Cannon et al. (2005) conducted a population-based twin cohort study in Finland to examine the association of SNPs of DISC1 and TRAX with schizophrenia and several endophenotypic traits thought to be involved in the disease pathogenesis. Two hundred and thirty-six subjects consisting of 7 pairs concordant for schizophrenia (6 monozygotic, 1 dizygotic), 52 pairs discordant for schizophrenia (20 monozygotic, 32 dizygotic), and 59 demographically balanced normal pairs (28 monozygotic, 31 dizygotic) were drawn from a twin cohort consisting of all same-sex twins born in Finland from 1940 through 1957. Diagnosis was confirmed and performance measurements on neurocognitive tests of short- and long-term memory as well as gray matter volume measurements as assessed on MRI images were recorded. A common haplotype incorporating 3 SNPs near the translocation breakpoint of DISC1 (HEP1; odds ratio, 2.6; p = 0.02) and a rare haplotype incorporating 4 markers from the DISC1 and TRAX genes (combined HEP2/HEP3; odds ratio, 13.0; p = 0.001) were significantly overrepresented among individuals with schizophrenia. These haplotypes were also associated with several quantitative and endophenotypic traits including impairments in short- and long-term memory, functioning, and reduced gray matter density in the prefrontal cortex.

Song et al. (2008) analyzed the regions of likely functional significance in the DISC1 gene in 288 patients with schizophrenia and 288 controls. Six patients with schizophrenia were heterozygous for 'ultra-rare' missense variants (R37W, S90L, T603I, G14A, and R418H) not found in 288 controls (p = 0.015) and shown to be ultra-rare by their absence in a pool of 10,000 control alleles.
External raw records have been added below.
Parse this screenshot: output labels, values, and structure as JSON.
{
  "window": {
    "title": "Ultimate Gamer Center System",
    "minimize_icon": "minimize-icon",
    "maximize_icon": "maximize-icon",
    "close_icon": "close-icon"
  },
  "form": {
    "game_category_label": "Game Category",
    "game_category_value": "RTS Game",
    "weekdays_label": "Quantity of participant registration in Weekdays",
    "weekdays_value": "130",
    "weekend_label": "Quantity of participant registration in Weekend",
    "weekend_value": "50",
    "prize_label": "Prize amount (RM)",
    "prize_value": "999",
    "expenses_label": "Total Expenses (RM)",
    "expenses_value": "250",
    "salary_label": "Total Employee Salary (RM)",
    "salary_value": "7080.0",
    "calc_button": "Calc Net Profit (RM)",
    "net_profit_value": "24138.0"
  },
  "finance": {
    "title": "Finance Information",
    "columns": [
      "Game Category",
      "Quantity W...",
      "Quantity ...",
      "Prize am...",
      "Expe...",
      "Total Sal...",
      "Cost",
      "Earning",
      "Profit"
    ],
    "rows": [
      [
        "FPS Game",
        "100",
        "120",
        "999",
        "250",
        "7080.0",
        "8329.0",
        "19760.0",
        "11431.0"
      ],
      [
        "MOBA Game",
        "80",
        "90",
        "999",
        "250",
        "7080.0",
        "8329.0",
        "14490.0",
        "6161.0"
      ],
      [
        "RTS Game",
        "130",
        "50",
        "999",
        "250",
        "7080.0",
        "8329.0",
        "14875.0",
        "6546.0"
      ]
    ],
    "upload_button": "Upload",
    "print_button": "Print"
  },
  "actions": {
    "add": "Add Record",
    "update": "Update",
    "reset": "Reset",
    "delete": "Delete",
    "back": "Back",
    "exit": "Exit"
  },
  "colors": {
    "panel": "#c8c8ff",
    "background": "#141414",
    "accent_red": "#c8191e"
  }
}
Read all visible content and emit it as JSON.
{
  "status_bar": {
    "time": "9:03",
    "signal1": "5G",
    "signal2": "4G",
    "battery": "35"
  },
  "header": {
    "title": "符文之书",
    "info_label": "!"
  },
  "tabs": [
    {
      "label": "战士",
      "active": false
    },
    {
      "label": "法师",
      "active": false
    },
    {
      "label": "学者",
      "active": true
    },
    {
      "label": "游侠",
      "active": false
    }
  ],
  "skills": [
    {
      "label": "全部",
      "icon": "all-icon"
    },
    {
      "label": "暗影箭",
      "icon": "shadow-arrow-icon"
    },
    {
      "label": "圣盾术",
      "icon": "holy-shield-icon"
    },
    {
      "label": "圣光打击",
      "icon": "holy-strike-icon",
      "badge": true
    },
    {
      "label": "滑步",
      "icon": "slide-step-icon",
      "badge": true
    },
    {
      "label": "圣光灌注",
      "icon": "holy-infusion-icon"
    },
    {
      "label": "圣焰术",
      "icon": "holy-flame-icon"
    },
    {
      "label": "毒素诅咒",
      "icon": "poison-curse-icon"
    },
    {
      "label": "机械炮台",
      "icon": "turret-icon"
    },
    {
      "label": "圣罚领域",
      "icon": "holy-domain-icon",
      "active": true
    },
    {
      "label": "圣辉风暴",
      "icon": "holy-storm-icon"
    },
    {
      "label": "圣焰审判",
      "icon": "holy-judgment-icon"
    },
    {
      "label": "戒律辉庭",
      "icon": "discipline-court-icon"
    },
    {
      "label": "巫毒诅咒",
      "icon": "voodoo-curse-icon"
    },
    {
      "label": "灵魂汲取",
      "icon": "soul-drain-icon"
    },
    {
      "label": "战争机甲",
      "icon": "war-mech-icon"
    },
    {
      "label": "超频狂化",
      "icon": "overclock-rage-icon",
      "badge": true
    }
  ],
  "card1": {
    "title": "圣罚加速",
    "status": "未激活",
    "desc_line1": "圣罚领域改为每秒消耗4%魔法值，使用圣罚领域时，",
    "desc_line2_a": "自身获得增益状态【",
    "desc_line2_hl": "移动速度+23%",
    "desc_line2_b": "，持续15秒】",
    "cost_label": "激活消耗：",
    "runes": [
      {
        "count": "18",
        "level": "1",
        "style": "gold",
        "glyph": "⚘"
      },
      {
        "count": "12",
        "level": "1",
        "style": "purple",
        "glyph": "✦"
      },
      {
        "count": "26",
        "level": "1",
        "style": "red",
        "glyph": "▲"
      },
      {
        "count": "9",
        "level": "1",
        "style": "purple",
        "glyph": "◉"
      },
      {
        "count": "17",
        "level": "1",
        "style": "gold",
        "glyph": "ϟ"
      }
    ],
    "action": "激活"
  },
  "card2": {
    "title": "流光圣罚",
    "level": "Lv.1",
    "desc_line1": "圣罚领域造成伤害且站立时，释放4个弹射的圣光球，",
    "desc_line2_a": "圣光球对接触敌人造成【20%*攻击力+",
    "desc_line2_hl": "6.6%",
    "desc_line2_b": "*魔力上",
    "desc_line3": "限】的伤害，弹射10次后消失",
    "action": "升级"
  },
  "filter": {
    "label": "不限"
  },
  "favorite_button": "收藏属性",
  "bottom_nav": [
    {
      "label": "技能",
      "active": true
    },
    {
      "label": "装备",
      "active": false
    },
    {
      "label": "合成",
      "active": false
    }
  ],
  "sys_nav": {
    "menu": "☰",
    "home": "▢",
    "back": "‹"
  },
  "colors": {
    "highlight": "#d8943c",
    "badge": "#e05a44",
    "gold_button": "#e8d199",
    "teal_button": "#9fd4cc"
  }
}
Song et al. (2008) concluded that these variants in DISC1 are associated with an attributable risk of about 2% for schizophrenia. In addition, they replicated the finding that 2 common structural variants (Q264R and S704C) slightly elevate the risk for schizophrenia (OR, 1.3, 95% CI, 1.0-1.7).

Schumacher et al. (2009) reported a circumscribed interval in intron 9 of DISC1, which was significantly associated with schizophrenia in females (p = 4.0 x 10(-5)) and contributed most strongly to early-onset cases (p = 9.0 x 10(-5)) in a central European population of 1,621 individuals. The SNP interplay effect between rs1538979 and rs821633 significantly conferred disease risk in male patients with schizophrenia (p = 0.016; OR, 1.57). In a metaanalysis of 9 schizophrenia samples from different European populations covering 50 SNPs, the authors found evidence for a common schizophrenia risk interval within DISC1 introns 4 to 6 (p = 0.002; OR, 1.27). Schumacher et al. (2009) proposed a complex association between schizophrenia and DISC1, including the presence of different risk loci and SNP interplay effects.

Animal Model

Hikida et al. (2007) developed a transgenic mouse model expressing a dominant-negative truncated form of Disc1. In vivo brain MRI showed enlarged lateral ventricles particularly on the left side in juvenile mutant mice, similar to asymmetric brain changes observed in patients with schizophrenia. There was also selective reduction of immunoreactivity to parvalbumin (PVALB; 168890) in the cortex, marking a possible interneuron deficit. Mutant mice displayed several behavioral abnormalities, including hyperactivity, disturbances in sensorimotor gating and olfactory-associated behavior, and an anhedonia/depression-like deficit. Hikida et al. (2007) suggested that the dominant-negative Disc1 mouse could be an animal model for schizophrenia.